Tara Lachapelle
TT

Warren Buffett Buys Himself a $6 Billion Birthday Gift

Warren Buffett celebrated his milestone birthday Sunday the best way he knows how: with a new headline-grabbing stock pick. His pal Bill Gates baked him a cake, too. Although Buffett is known to have a sweet tooth, big juicy deals are more his taste. The nonagenarian billionaire announced that his conglomerate, Berkshire Hathaway Inc., has acquired 5% stakes in five of Japan’s storied trading houses — Itochu Corp., Marubeni Corp., Mitsubishi Corp., Mitsui & Co. and Sumitomo Corp. — in a wager valued at more than $6 billion. That is one pricey birthday gift.

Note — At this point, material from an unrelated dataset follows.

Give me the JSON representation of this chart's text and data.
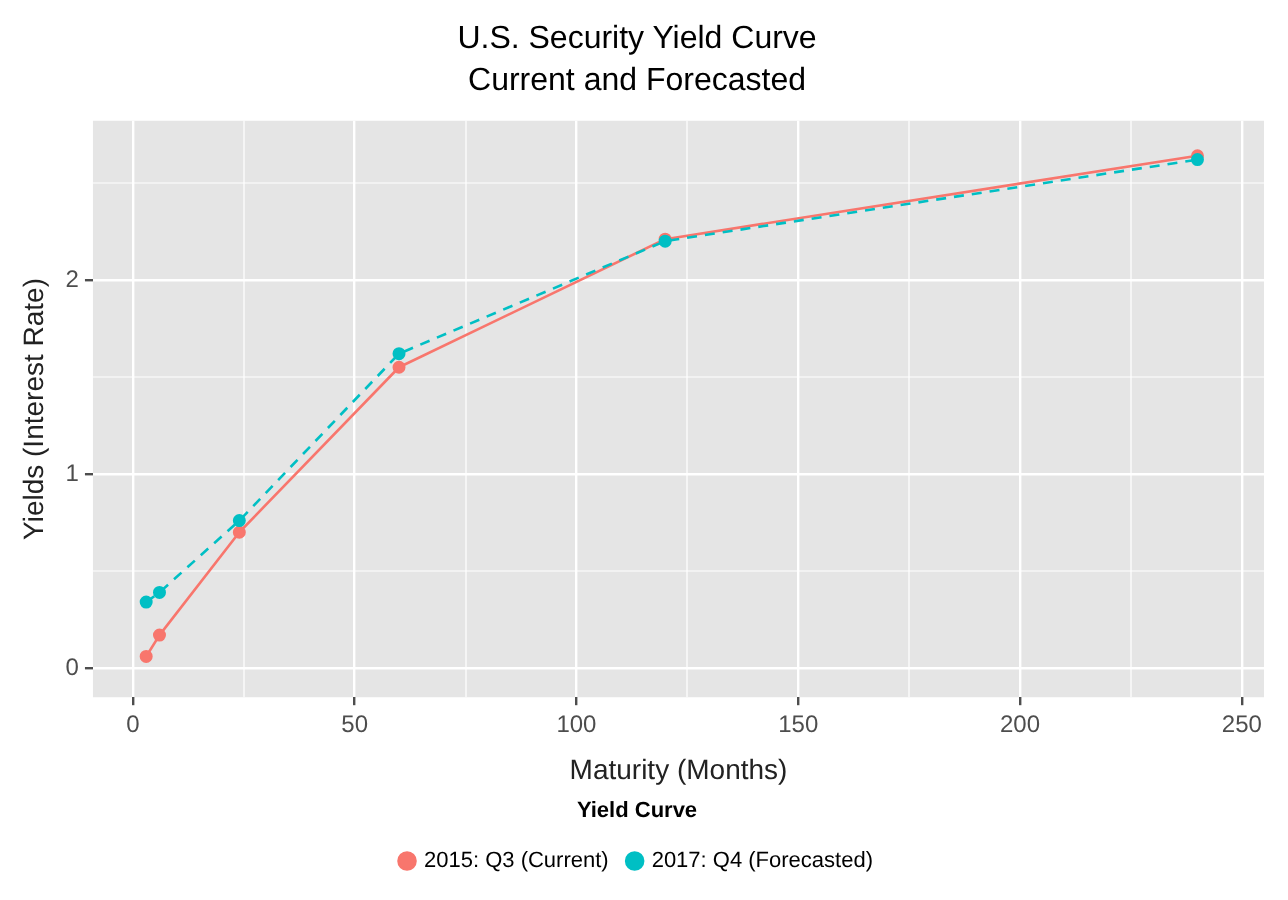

You may be thinking, “First gold, now Japan? Is Buffett feeling all right?” Yes, it was a bit strange, if not disconcerting, when America’s No. 1 cheerleader dumped shares in a bunch of US financial institutions last quarter and bought a position in gold-mining giant Barrick Gold Corp. instead. A bet on bullion certainly doesn’t exude confidence in America’s economic recovery. Now he’s eyeing Japan Inc., which isn’t exactly known for being the world’s bastion of growth either. But Buffett is called the Oracle of Omaha for a reason, and so of course, there’s a simple rationale for his interest in the Japanese trading houses: They’re cheap relative to the cash flow they generate and screen well using Buffett’s familiar investment criteria, David Fickling writes.

In fact, Fickling found that three of the 10 companies worldwide that meet Buffett’s criteria are Japanese trading houses. The soga shosha, as they’re known in Japan, also look less like a tangle of commodities-focused assets these days, and more like their own versions of Berkshire Hathaway itself, as Anjani Trivedi explained in a prescient 2018 column.

Speaking of Buffett, this is one dealmaker whose deals rarely ever leak. Part of the reason is that Buffett keeps a close circle, choosing to sidestep bankers and work directly with sellers.

He also isn’t much for computers or email, preferring a good old fashioned phone call. Even though traders constantly speculate on Berkshire’s next pursuits, more often than not they’re wrong. But something fishy keeps occurring with transactions involving other companies: Their stock prices are reacting to deal news before it happens. That was the case when Google took a stake in ADT Inc. this month, and when Google announced its takeover of Fitbit Inc. Likewise, shares of Tiffany & Co. behaved curiously before LVMH Moet Hennessy Louis Vuitton SE made its bid public. Last we checked, Silicon Valley’s engineers haven’t yet developed a desktop crystal ball, so it sure sounds like illegal insider trading is taking place.

It’s troubling that nobody seems to be doing anything about it, writes Matthew A. Winkler. He wants to know, where are the regulators?

One prediction investors wish they could make is who will win the US presidential election. Polls show Joe Biden is still ahead; betting sites, however, reveal that his lead over Donald Trump has collapsed. One explanation, John Authers writes, is that the mayhem after last week’s shootings in Kenosha, Wisconsin, is lifting the Trump campaign. So far, the president’s response to the deadly events has mostly amounted to vague “law and order” tweets. Even so, Authers observes, “bettors appear to believe that the disorder will help Trump throughout the country.”